Hubungan erat terjadi antara kadar garam yang terlarut atau salinitas
dan faktor lain dalam perairan tempat hidup ikan dengan respirasi atau
pernapasan ikan. Jumlah pernafasan ikan dapat berubah apabila kondisi
lingkungannya juga berubah, dalam hal ini dengan terjadinya perubahan salinitas
air. Organisme yang tidak mampu menoleransi perubahan ini tidak dapat
bertahan hidup, sehingga peran osmoregulasi penting dalam proses fisiologis
ikan.
1.2 Maksud dan Tujuan
Maksud dari praktikum ini adalah untuk mengerti dan
memahami peranan salinitas terhadap kehidupan ikan dan proses-proses
fisiologis yang berkaitan dengannya.
Tujuan dari praktikum ini adalah agar praktikan (Mahasiswa) dapat
melakukan percobaan untuk mengetahui pengaruh salinitas air (lingkungan)
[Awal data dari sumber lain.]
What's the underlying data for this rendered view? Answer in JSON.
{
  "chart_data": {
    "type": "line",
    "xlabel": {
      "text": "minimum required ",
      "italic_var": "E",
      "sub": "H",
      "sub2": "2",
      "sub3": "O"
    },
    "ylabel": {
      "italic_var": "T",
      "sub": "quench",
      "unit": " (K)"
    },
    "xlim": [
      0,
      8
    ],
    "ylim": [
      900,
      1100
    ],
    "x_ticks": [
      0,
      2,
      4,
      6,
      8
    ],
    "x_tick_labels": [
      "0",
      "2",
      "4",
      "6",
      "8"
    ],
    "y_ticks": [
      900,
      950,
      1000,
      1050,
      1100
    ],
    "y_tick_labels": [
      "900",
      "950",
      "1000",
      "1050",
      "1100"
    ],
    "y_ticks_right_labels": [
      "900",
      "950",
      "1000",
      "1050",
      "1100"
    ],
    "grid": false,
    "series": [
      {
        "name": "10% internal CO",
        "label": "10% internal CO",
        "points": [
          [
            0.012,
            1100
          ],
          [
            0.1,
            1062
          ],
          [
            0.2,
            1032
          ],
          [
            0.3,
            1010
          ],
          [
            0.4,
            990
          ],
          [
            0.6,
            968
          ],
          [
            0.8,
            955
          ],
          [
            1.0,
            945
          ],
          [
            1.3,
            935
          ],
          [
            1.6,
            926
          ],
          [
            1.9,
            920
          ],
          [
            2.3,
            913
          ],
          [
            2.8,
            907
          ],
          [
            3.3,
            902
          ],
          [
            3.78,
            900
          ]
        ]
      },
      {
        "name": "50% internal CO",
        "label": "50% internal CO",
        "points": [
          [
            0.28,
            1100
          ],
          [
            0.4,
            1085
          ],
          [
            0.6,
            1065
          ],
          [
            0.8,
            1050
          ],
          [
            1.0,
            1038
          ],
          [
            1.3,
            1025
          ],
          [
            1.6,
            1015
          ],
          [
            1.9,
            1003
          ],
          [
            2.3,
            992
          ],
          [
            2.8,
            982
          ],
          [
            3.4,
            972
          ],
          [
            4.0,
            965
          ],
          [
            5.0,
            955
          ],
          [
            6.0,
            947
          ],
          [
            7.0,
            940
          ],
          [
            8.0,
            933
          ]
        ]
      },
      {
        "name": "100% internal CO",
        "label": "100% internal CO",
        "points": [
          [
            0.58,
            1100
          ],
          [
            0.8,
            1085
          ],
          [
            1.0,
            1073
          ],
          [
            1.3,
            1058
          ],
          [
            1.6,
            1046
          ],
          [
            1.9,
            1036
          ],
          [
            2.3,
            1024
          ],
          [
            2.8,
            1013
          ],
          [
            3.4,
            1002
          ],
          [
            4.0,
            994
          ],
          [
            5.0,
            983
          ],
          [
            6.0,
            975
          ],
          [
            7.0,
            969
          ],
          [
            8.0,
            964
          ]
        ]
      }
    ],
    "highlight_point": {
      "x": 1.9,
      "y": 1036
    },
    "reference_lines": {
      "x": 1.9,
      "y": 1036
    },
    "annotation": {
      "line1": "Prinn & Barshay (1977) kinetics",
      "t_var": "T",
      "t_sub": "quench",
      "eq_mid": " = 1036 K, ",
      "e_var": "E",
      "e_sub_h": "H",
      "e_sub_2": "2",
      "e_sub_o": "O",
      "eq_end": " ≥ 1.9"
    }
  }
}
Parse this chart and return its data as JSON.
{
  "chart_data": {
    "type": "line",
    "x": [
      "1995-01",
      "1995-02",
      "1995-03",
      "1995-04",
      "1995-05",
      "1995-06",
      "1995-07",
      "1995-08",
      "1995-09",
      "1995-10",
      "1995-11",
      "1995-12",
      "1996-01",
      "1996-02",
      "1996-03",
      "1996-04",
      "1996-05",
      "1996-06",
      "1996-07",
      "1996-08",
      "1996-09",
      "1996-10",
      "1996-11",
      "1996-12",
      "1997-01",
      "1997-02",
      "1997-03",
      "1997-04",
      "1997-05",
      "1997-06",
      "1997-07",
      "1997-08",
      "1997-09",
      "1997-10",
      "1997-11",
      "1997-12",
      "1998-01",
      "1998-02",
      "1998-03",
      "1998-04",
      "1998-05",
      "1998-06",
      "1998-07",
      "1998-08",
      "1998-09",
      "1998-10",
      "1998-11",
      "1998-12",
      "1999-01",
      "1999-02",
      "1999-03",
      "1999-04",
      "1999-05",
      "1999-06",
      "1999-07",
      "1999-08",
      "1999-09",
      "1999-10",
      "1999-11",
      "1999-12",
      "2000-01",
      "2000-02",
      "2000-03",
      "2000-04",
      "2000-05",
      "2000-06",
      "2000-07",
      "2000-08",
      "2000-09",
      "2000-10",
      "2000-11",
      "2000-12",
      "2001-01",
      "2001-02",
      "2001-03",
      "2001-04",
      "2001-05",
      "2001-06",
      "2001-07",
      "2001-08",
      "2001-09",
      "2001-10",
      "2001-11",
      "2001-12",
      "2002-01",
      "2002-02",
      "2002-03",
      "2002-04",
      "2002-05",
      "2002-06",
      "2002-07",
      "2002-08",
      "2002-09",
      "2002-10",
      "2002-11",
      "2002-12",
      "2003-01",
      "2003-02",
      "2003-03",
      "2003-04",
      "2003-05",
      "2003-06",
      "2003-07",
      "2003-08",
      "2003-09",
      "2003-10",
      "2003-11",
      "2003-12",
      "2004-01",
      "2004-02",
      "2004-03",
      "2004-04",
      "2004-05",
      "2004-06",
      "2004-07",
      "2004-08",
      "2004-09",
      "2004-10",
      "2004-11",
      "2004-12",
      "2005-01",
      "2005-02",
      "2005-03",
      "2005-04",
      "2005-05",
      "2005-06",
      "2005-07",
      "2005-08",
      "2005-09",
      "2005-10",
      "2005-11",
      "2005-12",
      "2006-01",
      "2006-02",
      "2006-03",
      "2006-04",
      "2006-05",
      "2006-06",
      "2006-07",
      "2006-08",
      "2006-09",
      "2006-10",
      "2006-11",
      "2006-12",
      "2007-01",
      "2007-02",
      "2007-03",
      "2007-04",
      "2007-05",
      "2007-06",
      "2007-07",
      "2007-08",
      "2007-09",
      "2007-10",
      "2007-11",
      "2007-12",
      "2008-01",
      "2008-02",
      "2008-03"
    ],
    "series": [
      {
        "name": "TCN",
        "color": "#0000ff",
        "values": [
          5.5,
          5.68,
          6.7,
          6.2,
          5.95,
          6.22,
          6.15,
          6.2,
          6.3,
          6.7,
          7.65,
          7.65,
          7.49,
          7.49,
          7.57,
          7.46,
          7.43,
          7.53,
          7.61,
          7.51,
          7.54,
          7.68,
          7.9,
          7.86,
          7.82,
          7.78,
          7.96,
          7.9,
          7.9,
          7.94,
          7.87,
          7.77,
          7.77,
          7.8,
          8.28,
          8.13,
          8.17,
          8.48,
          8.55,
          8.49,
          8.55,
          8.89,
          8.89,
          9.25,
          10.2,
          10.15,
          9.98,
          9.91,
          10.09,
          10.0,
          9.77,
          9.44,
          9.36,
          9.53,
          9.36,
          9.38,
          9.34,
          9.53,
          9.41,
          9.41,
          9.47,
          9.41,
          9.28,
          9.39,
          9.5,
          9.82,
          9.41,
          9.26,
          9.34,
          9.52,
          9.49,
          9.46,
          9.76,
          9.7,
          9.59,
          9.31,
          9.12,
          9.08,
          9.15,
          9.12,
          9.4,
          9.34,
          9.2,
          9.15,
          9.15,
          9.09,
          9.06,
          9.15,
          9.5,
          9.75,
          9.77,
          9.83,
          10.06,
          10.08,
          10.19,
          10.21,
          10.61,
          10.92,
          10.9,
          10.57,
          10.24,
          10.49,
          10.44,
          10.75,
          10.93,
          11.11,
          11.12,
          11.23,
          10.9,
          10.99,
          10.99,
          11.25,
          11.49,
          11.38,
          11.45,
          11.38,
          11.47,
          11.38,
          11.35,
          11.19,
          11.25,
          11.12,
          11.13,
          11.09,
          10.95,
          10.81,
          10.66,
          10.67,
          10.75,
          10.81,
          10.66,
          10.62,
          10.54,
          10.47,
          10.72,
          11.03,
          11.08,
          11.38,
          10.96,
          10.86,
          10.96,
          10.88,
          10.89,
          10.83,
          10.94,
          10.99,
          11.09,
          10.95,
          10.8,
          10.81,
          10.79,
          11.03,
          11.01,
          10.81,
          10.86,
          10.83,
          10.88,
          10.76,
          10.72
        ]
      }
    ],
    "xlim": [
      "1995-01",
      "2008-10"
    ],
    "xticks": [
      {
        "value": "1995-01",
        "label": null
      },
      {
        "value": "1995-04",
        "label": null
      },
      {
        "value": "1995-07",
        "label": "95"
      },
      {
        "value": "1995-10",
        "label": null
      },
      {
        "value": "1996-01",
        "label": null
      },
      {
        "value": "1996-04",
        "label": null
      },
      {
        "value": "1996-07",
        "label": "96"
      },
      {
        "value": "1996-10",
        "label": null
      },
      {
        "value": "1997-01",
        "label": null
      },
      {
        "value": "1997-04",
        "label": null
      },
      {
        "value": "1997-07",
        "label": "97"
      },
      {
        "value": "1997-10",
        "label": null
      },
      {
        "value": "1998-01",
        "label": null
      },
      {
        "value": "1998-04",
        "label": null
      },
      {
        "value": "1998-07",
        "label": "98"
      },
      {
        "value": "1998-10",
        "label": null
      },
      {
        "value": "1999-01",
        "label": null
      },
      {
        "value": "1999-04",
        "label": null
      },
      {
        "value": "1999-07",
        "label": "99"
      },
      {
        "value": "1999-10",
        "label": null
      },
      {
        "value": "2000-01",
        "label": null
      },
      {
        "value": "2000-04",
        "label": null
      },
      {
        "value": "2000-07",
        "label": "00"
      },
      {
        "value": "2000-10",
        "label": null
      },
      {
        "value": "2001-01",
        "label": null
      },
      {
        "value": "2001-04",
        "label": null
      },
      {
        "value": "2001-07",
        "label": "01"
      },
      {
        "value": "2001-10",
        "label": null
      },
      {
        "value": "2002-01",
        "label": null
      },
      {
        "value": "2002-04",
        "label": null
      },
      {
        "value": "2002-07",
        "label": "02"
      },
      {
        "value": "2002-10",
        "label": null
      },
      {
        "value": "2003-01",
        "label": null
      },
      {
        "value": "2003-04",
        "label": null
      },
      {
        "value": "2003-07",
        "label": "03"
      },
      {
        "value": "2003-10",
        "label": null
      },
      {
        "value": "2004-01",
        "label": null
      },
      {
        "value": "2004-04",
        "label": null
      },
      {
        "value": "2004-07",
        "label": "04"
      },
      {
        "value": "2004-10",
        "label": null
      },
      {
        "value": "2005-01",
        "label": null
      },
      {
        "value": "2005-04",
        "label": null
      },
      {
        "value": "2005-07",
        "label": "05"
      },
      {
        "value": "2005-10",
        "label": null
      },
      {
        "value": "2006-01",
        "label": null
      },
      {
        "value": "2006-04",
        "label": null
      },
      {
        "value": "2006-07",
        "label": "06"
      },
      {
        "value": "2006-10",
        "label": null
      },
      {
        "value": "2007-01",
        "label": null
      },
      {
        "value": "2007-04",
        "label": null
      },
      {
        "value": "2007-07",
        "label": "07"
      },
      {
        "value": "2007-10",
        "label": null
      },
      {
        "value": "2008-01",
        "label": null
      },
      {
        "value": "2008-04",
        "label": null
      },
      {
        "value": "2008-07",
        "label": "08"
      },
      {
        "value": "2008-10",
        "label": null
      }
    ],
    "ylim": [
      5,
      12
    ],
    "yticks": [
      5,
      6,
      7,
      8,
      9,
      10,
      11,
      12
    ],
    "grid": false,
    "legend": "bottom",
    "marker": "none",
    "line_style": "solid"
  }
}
yang berbeda terhadap kelangsungan hidup ikan.
1.3 Waktu dan Tempat
Praktikum Fisiologi Hewan Akuakultur materi osmoregulasi dilaksanakan
pada tanggal 8 September 2018 di Laboratorium Budidaya Ikan Divisi
Reproduksi Ikan Fakultas Perikanan dan Ilmu Kelautan, Universitas Brawijaya
Malang.
2. TINJAUAN PUSTAKA
2.1 Pengertian Osmoregulasi
Osmoregulasi adalah upaya yang dilakukan hewan akuatik untuk
mengontrol keseimbangan air dan ion antara di dalam dan di luar tubuh
melalui mekanisme pengaturan tekanan osmotik sehingga proses-proses
fisiologis dalam tubuh berjalan normal (Ardi, et al., 2016). Dalam osmoregulasi
terdapat proses:
1. Transpor Aktif: Transpor aktif adalah pergerakan zat-zat yang disebabkan
perbedaan konsentrasi di antaranya. Proses ini membutuhkan protein
pembawa (karier) dan energi. Pada transpor aktif primer, energi diperoleh
dari hidrolisis ATP, sedangkan pada transpor aktif sekunder, sumber energi
adalah gradien elektrokimia Na+ atau H +. Contoh: Pompa Ca2+ pada sel otot
dan Pompa Na+ dan K+ pada setiap sel. Pompa Na+ dan K+ bekerja untuk
mempertahankan Na diluar sel tetap lebih tinggi daripada didalam sel, dan
kadar Kalium didalam sel tetap lebih tinggi daripada diluar sel (Isnaeni,
2006).
2. Transpor pasif
a. Difusi: Difusi adalah perpindahan zat dari konsentrasi tinggi ke
konsentrasi rendah. Konsentrasi larutan detergen lebih tinggi dari
sitoplasma sehingga partikel detergen berdifusi dari larutan ke sel-
sel pada insang ikan dan insang pun akhirnya membengkak,
kemudian mengalami plasmolisis (pecahnya sel) sehingga ikan
akan mengeluarkan lendir. Setelah itu ikan akan kehilangan organ
untuk bernafas pada akhirnya ikan lemas dan mati (Inayah, 2016).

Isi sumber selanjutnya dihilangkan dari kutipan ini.